Son preguntas que dentro de poco pueden ser acuciantes. Pero lo más grave es el tono general de los acontecimientos y particularmente el hecho de que el fantasma de la insolidaridad empiece a agitarse en el horizonte europeo. El relativo fracaso de la iniciativa para la construcción de otro escudo, esta vez antimisiles, en el nordeste europeo, a la que Francia, Italia y España, entre otros, han decidido no sumarse, puede ser otro indicio del enrarecimiento del ambiente europeo.
Y todo eso, y algunas cosas más, ocurre cuando la gran escena política continental empieza a cuestionarse alguna de las bases sobre las que está montada la posición europea frente a la guerra de Ucrania. Ningún gobierno, ni en público ni en privado, cuestiona que hay que ayudar a Kiev a hacer frente a la agresión rusa, ni tampoco en criticar duramente las decisiones de Vladímir Putin. Pero sí se empieza a dudar sobre cómo se han hecho algunas cosas en este contexto, aunque este tipo de reflexiones no suelen trascender a la escena pública.

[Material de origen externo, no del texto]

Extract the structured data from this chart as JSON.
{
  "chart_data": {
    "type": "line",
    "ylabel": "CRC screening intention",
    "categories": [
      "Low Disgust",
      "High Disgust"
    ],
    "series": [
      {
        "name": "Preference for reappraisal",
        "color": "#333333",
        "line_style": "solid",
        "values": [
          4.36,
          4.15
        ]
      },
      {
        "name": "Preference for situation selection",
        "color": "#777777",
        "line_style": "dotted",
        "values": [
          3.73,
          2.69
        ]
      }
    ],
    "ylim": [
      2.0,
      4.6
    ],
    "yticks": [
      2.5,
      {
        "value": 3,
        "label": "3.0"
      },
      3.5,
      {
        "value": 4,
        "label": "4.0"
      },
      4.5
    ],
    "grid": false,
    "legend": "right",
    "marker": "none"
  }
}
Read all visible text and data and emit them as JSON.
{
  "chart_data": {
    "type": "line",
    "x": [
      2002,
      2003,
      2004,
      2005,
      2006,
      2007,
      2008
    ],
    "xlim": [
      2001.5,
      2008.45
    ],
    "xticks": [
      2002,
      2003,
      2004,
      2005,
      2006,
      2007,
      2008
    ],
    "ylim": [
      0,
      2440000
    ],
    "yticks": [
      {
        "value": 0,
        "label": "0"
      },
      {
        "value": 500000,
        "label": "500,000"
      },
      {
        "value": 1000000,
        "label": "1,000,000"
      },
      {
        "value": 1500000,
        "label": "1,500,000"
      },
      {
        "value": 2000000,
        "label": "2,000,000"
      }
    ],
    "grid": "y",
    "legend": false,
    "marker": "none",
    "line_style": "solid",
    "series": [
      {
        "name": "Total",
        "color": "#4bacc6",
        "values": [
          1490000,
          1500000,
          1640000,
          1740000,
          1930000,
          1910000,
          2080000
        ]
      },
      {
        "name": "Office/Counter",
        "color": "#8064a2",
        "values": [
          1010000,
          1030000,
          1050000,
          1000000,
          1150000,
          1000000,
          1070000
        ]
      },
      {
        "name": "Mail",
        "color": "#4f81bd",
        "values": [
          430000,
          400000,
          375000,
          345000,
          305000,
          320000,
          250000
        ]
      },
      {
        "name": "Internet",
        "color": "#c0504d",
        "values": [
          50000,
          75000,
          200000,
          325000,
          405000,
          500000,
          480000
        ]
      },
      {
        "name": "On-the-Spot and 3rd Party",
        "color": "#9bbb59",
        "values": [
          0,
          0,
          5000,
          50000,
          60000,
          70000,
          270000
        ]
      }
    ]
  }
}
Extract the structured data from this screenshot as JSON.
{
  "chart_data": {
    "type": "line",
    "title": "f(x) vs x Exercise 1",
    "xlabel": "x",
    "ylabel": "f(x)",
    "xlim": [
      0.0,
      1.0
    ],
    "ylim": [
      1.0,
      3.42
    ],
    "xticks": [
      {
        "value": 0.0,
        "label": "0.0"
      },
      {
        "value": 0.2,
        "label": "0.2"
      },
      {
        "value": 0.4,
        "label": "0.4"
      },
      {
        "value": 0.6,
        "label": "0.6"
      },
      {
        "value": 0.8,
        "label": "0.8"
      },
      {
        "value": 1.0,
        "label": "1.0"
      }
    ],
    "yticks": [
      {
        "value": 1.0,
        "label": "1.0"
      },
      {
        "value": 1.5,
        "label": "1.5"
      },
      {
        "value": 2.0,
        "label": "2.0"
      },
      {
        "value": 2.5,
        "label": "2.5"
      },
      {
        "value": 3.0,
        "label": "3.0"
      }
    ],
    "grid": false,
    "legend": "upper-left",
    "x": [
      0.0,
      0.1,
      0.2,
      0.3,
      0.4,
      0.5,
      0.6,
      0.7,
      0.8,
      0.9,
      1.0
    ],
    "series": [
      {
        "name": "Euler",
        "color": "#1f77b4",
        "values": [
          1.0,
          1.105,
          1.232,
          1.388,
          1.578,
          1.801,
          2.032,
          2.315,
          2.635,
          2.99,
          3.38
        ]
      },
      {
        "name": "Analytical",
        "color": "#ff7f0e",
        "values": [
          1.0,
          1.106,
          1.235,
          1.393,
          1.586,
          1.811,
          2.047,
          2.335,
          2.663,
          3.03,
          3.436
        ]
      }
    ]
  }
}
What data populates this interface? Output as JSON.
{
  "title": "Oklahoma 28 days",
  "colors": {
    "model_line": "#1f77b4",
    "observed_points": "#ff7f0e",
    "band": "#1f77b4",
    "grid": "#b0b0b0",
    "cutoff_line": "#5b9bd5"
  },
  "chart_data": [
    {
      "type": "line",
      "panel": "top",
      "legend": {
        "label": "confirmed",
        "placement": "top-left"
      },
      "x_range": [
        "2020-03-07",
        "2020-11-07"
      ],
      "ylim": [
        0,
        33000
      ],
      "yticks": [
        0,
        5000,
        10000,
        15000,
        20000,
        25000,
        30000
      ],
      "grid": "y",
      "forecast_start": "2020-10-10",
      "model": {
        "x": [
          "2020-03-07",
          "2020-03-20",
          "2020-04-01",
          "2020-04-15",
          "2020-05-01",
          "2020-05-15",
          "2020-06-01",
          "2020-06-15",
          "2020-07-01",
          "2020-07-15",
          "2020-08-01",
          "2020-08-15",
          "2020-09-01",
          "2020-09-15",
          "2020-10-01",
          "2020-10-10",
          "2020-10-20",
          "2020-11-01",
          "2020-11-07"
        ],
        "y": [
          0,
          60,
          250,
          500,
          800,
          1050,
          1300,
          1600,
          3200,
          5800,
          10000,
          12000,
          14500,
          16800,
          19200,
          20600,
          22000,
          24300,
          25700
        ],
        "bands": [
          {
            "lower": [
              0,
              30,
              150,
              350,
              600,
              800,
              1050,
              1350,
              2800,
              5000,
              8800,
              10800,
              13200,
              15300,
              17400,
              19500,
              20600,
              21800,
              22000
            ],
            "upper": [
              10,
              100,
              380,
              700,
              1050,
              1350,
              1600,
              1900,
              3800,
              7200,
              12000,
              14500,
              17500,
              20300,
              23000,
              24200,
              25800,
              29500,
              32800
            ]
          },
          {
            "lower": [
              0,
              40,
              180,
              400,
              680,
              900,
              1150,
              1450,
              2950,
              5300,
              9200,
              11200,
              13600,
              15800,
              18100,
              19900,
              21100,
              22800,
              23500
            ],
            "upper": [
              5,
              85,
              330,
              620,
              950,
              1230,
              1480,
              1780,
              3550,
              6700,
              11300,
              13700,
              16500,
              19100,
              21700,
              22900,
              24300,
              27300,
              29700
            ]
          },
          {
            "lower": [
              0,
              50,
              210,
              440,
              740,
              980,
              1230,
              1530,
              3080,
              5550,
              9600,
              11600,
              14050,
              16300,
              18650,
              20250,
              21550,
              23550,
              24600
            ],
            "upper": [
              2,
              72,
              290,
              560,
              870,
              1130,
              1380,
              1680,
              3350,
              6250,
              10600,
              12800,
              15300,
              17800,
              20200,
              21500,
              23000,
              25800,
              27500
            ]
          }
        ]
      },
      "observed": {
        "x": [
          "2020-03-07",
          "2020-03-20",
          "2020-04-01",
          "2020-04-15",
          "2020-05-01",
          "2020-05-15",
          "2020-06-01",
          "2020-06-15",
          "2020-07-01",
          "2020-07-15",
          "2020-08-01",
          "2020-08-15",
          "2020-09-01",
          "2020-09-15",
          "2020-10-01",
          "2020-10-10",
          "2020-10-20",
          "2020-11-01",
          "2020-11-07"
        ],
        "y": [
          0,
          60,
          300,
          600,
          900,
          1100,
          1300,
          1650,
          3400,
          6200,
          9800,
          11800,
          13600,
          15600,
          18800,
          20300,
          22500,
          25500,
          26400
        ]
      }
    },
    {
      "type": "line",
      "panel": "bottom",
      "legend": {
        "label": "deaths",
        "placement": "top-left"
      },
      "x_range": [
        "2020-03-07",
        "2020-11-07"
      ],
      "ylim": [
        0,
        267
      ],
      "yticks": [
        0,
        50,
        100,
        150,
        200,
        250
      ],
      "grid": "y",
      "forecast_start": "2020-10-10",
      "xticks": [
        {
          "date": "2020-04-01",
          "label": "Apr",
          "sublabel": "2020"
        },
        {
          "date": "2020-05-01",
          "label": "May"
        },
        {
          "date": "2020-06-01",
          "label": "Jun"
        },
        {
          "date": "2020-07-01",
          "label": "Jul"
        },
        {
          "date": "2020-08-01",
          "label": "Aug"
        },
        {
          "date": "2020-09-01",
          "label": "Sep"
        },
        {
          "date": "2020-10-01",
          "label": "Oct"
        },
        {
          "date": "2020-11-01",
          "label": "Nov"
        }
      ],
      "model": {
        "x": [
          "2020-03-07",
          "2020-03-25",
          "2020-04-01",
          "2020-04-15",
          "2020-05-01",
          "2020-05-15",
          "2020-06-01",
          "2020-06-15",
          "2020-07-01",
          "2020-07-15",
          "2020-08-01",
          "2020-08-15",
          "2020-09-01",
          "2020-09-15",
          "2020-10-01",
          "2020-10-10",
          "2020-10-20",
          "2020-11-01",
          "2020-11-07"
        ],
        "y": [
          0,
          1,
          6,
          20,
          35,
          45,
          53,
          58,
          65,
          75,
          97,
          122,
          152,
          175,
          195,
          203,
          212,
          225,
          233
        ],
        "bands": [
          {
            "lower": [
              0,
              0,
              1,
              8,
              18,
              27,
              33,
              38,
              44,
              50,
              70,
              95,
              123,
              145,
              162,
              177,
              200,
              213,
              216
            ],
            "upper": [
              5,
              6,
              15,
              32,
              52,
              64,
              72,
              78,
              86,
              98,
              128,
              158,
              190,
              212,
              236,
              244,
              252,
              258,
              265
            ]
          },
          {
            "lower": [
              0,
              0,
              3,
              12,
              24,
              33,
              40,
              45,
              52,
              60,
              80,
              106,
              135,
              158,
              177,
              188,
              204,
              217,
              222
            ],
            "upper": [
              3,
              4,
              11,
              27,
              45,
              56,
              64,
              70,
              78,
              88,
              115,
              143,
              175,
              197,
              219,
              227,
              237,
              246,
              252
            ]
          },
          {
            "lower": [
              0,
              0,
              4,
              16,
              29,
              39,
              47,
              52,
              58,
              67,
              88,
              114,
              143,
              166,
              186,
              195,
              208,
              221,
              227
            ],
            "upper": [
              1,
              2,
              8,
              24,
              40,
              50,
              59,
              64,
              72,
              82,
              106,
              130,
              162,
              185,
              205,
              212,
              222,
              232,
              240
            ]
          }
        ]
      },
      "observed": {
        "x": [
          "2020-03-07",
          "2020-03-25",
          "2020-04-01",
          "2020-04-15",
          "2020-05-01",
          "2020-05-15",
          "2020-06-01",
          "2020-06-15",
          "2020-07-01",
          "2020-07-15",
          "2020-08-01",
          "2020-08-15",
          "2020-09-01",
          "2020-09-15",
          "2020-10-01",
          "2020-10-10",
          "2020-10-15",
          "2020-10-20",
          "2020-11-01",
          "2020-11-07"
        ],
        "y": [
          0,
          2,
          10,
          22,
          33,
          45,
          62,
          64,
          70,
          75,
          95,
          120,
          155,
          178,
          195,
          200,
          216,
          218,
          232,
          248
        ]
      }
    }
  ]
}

Pero unos cuantos países europeos no están cómodos con el protagonismo casi absoluto que los Estados Unidos tienen en el apoyo militar a Ucrania. Que va mucho más allá del suministro ingente de armas, pues las tareas de inteligencia en las ofensivas contra las tropas rusas están en manos prácticamente en exclusiva de los especialistas norteamericanos y los éxitos parciales que las tropas ucranianas han cosechado últimamente se pueden atribuir a ellos.
Esa dinámica inquieta a algunos dirigentes y aunque las discusiones no han salido de los despachos, no pocos creen que Europa está a punto de perder toda la autonomía en materia de política internacional de la que disponía hasta ahora. No es eso lo peor, sino que cualquier debate sobre la posibilidad de encontrar una salida negociada al conflicto, de buscar la vía por la que sería posible un entendimiento con Moscú, por muy parcial que fuera, está cegada por el protagonismo norteamericano en el enfrentamiento con Putin.
Esa situación puede ser provisional. Si John Biden pierde las elecciones legislativas del mes que viene, tal y como pronostican muchos sondeos, la posición norteamericana puede modificarse, al tiempo que está claro que la dureza de Washington en Ucrania tiene una lectura en clave política interior norteamericana: Biden quiere borrar la imagen de debilidad y de desconcierto que sus tropas dieron en la retirada de Afganistán.
Pero si algo cambia en la actitud norteamericana hacia Ucrania, podrían entonces cobrar fuerza las voces que en Europa piden que se mire con mejores ojos a Putin. Y no son despreciables. Porque en torno a ese discurso se juntan buena parte de los partidos de ultraderecha, uno de los cuales, el de la señora Meloni, se ha hecho con el gobierno de Italia. Otro frente inquietante que acecha al equilibrio europeo.